Health and safety will remain the primary concern of travelers as 37 percent of travelers indicated that the situation will worsen in a month’s time while 34 percent thought the situation will neither improve or worsen and only 29 percent felt the situation will improve.

A large majority of 84 percent said that medical milestones will trigger comfort in returning to the old lifestyle. In the meantime, travelers are willing to adhere to health and safety protocols.

With the health crisis, travelers have also shifted to more private small guided tours to avoid contact activities and exposure to crowds. Going to the beach, road trip and staying in a hotel are the top tourist activities.

For convenience and social distancing, 73 percent of travelers prefer direct online channels.
The survey showed that travelers across the different regions in the country have shown preference for traveling to destinations closer to their place of residence.
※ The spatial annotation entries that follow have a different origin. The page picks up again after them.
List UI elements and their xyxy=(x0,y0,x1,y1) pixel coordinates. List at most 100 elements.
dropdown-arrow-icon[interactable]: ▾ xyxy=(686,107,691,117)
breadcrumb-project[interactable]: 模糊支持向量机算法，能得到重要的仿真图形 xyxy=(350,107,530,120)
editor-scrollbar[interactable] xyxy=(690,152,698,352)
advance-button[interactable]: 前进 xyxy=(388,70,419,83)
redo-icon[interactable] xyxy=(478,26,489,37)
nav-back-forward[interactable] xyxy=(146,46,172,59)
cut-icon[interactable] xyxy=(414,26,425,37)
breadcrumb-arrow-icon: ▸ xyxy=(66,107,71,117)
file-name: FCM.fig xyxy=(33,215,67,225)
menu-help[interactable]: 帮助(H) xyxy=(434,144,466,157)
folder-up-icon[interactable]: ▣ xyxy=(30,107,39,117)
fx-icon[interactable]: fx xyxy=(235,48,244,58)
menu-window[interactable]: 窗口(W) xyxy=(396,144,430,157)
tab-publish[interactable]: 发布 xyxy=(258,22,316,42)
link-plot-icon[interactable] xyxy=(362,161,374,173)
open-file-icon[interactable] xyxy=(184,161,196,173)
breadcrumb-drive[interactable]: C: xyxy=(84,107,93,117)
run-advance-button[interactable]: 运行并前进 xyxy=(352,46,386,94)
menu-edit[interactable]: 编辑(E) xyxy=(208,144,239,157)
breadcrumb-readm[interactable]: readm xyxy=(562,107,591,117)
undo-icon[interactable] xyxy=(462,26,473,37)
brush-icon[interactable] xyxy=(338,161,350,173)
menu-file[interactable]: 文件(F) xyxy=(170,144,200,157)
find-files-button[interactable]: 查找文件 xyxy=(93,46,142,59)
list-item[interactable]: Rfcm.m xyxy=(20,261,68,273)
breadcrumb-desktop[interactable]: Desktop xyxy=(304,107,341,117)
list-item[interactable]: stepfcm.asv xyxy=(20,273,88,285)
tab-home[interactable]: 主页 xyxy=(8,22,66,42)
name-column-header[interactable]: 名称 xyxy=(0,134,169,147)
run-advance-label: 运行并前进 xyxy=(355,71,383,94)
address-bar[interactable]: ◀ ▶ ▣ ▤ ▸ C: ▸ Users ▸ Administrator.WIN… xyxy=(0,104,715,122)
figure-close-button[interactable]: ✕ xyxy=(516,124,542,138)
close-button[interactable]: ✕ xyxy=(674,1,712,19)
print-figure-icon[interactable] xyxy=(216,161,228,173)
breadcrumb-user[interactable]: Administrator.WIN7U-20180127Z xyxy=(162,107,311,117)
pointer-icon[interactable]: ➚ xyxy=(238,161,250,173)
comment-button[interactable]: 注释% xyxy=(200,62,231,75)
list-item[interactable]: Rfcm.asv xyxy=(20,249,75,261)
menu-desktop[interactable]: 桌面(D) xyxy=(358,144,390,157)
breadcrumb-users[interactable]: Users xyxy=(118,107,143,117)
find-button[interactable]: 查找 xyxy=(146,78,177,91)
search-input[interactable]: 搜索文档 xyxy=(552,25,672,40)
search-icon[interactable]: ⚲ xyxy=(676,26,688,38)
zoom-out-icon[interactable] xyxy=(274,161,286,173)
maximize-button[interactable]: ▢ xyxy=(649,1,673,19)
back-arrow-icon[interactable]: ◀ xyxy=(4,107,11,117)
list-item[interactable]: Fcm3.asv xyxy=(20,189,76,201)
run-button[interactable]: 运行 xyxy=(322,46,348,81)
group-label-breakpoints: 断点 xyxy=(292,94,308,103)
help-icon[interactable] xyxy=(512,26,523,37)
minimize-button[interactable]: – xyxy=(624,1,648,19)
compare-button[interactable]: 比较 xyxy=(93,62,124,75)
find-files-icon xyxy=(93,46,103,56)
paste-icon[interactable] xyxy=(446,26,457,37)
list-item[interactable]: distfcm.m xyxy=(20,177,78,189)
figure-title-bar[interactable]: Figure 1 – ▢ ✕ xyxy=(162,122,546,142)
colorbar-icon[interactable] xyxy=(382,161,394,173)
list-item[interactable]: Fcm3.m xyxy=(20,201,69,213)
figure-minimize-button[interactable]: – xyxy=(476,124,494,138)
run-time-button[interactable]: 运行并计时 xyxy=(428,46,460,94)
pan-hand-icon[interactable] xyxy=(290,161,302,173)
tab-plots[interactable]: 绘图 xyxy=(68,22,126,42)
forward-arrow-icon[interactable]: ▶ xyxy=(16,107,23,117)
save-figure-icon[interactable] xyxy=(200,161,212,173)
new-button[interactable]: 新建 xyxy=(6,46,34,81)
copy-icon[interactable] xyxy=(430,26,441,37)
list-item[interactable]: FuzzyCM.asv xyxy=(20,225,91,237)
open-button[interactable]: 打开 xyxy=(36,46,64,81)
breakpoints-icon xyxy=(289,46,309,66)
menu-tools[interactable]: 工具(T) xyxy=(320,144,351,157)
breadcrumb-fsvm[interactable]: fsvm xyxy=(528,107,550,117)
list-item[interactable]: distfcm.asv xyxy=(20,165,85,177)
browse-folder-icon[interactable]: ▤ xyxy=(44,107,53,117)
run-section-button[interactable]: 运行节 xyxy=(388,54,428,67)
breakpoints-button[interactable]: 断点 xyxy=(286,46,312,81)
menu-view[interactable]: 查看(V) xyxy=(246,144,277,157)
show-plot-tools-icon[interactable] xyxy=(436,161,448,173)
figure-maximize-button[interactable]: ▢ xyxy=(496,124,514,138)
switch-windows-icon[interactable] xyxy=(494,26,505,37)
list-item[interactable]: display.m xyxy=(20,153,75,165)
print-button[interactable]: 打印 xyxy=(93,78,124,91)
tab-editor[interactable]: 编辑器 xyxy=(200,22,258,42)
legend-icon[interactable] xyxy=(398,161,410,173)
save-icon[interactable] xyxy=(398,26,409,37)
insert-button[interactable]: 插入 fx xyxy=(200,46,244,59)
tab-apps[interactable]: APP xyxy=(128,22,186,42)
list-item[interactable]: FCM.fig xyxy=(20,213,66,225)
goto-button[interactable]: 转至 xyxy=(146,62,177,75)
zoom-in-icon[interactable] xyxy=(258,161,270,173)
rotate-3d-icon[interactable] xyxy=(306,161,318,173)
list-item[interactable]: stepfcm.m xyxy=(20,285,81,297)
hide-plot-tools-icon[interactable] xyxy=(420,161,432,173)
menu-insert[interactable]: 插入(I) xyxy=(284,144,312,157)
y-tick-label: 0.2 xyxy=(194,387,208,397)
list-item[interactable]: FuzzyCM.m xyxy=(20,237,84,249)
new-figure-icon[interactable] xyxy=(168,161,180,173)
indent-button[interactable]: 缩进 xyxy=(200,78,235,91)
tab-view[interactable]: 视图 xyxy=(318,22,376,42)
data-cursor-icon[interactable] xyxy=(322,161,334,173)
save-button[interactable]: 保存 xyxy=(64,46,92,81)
Boracay still ranks the top choice followed by Siargao, Baguio, Metro Manila and Cebu.

Mariglo Laririt of Ten Knots Group director of sustainability, operator of one of the country’s leading luxury tourist facilities, said the heightened health and safety protocols will come at a cost in their products than the pre-COVID era.

But Laririt noted that aside from the new protocols, tourism facilities will have to deal with few capacities to ensure viability of operations as they are allowed up to 50 percent capacity only for now.

In addition, she said, travelers are expected to carefully choose which destinations to pursue as they have to limit trips. “It is really  destinations of value for money,” but with all cost considerations she said, “We cannot promise lower prices at the moment.”

Josen Perez de Tagle, head of corporate affairs of the country’s flag carrier Philippine Airlines, admitted that all the health measures will cost a lot of money. But he said that PAL has to balance this out with the issue of affordabililty as they also have to fulfill its mission to help kickstart the economy.

While it is a challenge going forward, Perez de Tagle said “We have not increased fares, no plan to, but there could be little less of the usual promotions.”